Tip #11: When you have large if/else or switch statements, see if the Open/Closed design principle can be applied.

Tip #12: Don't assume that your objects and classes are going to be accessed by a single-thread. Safeguard your objects and classes against multi-threading. Java multi-threading questions and answers.

Tip #13: Use the right data types. For example, use either BigDecimal to represent monetary values in dollars and cents or long to represent them in their lowest units as just cents (400 cents for $4.0). Beware of max and minimum values for data types. If you want values larger than long, use BigInteger, which has no theoretical limit. The BigInteger class allocates as much memory as it needs to hold all the bits of data it is asked to hold

byte (-128 to 127) -->  short (2 bytes,  -32,768 to 32,767) --> char(2 bytes, 65,535) --> int (4 bytes, -2^31 to 2^31-1) --> long(8 bytes,  -2^63 to 2^63-1) --> float (4 bytes) --> double (8 bytes). boolean (true or false)

Also, never compare floating point variables to exact amount like

double amount = 12.05;
if(amount == 12.05) { //don't
    // something

Tip #14: Handle and propagate exceptions properly. Have a consistent usage of checked and unchecked exceptions.

Exception is swept under the carpet.

try {
   //do something
catch(Exception ex){
    //do nothing

CustomCheckedException is never reached as exceptions are polymorphic in nature. CustomCheckedException must be declared first above Exception.

try {
   //do something
catch(Exception ex){
    //do something

catch(CustomCheckedException ex){
    //do nothing

Tip #15: Write pseudo code for more difficult coding questions. At times drawing diagrams help you solve the solving problem.

Tip #16: Keep in mind some of the design principles like  SOLID design principles, Don't Repeat Yourself (DRY), and Keep It Simple ans Stupid (KISS). Also, think about the OO concepts -- A PIE.   Abstraction, Polymorphism, Inheritance, and Encapsulation. These principles and concepts are all about accomplishing

  • Low coupling: Coupling in software development is defined as the degree to which a module, class, or other construct, is tied directly to others. You can reduce coupling by defining intermediate components (e.g. a factory class or an IoC container like Spring) and interfaces between two pieces of a system. Favoring composition over inheritance can also reduce coupling. 
  • High cohesion: Cohesion is the extent to which two or more parts of a system are related and how they work together to create something more valuable than the individual parts. You don't want a single class to perform all the functions (or concerns) like being a domain object, data access object, validator, and a service class with business logic. To create a more cohesive system from the higher and lower level perspectives, you need to break out the various needs into separate classes.  

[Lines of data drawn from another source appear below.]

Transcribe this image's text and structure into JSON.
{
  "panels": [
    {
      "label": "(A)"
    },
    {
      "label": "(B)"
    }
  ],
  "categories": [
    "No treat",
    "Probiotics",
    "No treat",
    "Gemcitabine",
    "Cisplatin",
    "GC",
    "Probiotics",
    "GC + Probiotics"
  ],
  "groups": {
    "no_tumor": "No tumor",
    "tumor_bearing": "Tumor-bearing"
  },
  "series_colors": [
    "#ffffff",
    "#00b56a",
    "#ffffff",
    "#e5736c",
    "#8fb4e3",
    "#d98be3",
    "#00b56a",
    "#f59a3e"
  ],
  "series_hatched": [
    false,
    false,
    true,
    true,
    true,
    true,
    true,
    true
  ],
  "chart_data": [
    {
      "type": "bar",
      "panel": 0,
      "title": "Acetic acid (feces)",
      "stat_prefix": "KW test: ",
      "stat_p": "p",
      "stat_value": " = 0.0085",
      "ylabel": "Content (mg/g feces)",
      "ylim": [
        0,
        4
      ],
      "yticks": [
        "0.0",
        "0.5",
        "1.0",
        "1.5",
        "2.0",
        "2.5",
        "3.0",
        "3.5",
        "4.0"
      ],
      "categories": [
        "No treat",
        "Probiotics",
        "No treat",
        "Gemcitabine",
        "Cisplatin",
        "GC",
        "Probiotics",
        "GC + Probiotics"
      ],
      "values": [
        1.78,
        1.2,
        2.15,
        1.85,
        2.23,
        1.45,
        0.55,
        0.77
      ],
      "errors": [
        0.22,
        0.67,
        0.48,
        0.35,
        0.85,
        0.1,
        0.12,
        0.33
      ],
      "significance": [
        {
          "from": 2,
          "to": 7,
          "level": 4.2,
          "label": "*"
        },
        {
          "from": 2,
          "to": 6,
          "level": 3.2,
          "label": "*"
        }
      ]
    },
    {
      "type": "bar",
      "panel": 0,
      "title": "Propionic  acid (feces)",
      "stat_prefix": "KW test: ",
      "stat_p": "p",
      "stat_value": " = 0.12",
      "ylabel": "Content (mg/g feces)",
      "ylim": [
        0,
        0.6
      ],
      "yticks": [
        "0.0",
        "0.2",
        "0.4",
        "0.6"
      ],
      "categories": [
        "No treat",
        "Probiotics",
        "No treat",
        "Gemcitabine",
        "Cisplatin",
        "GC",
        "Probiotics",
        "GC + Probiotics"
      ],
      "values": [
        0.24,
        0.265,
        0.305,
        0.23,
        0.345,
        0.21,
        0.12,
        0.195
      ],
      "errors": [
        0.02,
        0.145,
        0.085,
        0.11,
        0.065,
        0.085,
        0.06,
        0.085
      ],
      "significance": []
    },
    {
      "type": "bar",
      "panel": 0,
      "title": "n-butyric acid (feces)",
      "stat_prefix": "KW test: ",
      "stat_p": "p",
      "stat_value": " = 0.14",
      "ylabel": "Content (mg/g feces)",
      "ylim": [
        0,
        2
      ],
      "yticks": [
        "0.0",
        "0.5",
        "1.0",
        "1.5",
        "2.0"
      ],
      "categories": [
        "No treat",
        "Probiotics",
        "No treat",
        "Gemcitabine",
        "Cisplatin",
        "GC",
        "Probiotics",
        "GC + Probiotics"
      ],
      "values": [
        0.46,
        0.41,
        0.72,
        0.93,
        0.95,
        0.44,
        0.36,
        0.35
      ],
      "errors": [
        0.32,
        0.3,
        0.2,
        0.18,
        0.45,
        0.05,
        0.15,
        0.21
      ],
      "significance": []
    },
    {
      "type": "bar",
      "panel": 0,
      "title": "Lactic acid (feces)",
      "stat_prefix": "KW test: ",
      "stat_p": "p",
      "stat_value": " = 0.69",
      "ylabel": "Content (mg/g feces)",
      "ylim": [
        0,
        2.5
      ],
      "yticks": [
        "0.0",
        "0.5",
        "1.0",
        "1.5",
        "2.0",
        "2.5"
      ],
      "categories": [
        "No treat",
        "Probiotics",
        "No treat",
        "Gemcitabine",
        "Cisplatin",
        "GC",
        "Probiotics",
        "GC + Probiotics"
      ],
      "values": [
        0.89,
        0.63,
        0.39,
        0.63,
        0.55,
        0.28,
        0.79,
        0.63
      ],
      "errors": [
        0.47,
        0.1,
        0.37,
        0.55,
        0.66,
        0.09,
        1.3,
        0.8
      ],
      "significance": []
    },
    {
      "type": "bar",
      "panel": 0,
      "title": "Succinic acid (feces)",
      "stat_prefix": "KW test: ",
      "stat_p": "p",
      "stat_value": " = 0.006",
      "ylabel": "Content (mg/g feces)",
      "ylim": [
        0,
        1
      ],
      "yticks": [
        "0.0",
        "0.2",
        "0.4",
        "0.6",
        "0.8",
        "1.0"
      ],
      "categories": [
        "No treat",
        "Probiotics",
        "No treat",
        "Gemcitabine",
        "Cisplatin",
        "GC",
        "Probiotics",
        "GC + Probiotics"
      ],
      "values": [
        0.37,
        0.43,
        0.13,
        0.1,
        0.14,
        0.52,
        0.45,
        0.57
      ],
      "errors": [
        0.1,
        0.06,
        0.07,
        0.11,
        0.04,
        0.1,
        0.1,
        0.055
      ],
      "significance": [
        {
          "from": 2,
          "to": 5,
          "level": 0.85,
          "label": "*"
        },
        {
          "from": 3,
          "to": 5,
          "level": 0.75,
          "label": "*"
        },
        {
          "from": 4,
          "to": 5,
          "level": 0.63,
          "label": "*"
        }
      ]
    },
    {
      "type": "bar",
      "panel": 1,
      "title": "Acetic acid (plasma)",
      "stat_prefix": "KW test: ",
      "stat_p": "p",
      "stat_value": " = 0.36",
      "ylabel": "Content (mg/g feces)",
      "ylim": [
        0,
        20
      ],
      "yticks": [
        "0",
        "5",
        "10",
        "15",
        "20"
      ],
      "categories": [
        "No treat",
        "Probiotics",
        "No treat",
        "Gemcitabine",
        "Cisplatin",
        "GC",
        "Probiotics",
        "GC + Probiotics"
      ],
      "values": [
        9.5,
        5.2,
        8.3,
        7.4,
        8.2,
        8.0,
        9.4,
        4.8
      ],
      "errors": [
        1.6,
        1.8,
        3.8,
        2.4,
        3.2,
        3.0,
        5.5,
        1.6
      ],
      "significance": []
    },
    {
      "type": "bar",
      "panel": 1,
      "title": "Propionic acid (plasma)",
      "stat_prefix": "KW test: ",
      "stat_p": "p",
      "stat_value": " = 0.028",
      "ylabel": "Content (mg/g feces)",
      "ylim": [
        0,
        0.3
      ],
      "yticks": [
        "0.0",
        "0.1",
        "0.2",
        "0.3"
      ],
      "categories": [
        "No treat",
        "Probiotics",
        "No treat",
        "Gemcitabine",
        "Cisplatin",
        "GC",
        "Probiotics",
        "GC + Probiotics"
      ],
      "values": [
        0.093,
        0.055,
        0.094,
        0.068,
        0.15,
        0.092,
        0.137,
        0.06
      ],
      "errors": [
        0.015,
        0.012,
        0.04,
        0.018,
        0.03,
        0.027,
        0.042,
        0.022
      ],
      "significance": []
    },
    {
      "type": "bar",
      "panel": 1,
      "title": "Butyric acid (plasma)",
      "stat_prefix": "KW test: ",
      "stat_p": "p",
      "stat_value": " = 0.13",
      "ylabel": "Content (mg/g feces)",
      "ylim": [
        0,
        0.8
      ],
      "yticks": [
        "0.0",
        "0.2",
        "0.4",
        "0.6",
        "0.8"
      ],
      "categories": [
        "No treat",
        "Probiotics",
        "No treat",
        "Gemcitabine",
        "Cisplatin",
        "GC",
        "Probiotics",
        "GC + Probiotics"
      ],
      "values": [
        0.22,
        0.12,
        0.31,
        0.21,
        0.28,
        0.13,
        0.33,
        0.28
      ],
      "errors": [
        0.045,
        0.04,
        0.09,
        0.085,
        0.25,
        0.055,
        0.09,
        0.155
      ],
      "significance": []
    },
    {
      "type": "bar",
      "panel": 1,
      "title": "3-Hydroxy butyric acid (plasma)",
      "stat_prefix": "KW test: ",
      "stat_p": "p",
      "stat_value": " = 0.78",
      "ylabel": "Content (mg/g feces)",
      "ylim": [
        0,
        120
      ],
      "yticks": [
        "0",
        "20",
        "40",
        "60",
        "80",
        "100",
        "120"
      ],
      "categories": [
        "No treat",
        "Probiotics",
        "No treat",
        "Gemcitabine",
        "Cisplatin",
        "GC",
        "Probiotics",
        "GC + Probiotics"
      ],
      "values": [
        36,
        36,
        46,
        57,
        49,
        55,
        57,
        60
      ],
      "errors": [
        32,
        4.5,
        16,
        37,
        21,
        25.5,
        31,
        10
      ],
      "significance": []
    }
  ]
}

Tip #17: If you are coding in front of the interviewer, think out loud. It is not always possible to solve problems in an interview when you are nervous, but how you will go about solving a coding problem is equally important even if you don't solve it. So, let the interviewer know that you know how to approach a problem. Solve the problem first, and then find ways to optimize it in terms of performance and memory allocation.

Practice!, practice!!, practice!!!....Write  code!!, more code!!!, more code!!!!.  That is the only way. Any more tips or corrections folks?